July 19th, 2008 1:28pm Report this comment

Thanks Matt, cannot wait.

Craig Strachan

July 19th, 2008 9:08pm Report this comment

"Great potrayals of psychosis"?

Norman Bates, check.

Hannibal Lecter, check.

But Nosferatu? He's not psychotic. He's an honest-to-badness vampire. A supernatural creature of the night. His behavior isn't psychotic. It's healthy and normal, for a vampire.

Frank Pulley

July 20th, 2008 11:01am Report this comment

If the above hyperbole is you lost for words, God help us all when you find your thesaurus again.

Kevin

July 20th, 2008 10:27pm Report this comment

I saw Jon Stewart on the U.S. "Daily Show" the other night, expressing his enthusiasm for superhero comics as "object lessons in morality". He subsequently toned down his enthusiasm when his interviewee - one of the actresses in the current "Batman" film - failed to share it.

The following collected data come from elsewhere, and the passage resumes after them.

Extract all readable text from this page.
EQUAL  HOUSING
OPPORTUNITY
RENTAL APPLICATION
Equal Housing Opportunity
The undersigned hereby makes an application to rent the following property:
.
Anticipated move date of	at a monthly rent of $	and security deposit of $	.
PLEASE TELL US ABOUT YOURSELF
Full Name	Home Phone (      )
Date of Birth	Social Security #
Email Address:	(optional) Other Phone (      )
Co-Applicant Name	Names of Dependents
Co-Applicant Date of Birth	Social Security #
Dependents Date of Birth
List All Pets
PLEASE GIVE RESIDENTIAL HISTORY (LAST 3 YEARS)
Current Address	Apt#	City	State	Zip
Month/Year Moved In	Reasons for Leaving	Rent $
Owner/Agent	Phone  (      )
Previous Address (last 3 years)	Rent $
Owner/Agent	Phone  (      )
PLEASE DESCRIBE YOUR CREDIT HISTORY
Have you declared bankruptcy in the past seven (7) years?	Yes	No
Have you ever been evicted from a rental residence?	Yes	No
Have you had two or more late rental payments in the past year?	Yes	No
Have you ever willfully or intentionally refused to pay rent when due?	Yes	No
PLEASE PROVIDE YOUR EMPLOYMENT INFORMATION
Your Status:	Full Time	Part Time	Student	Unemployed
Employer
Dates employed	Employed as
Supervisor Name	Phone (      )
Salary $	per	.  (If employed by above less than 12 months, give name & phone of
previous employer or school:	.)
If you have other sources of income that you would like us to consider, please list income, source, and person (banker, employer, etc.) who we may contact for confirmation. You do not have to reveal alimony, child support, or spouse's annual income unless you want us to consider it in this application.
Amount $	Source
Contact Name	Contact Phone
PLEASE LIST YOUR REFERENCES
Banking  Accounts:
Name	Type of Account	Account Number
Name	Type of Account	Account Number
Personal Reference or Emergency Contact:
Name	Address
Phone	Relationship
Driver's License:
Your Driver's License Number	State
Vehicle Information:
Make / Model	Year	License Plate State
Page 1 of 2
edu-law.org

I am not mocking Stewart - I thought "Spiderman 2" was rollickingly good fun, and I appreciated the first two series of the "Smallville" Superman T.V. adaptation as a good example for children (an example that was later to be turned upside down).

The reason superheroes are so popular, I think, is because the storylines have preserved a tradition that has disappeared from virtually every other movie genre - that of a man's having to do "what a man's gotta do".

That philosophy lay behind the golden age of the Western, the patriotic war movie - it even underlay, in a darker context, the dramatic tension in films noirs such as "Detective Story" and "Cape Fear".

But, as the heroes of "Gunfight at the OK Corral" gave way to the anti-heroes of "Butch Cassidy and the Sundance Kid", as "The Great Escape" gave way to "The Dirty Dozen", and as the studio production code in general gave way to "Bonnie and Clyde", so we were eventually left with having to watch "men" in tights and underwear-as-overwear as the only sure way to satisfy the desire to see the bad guys get what's coming to them.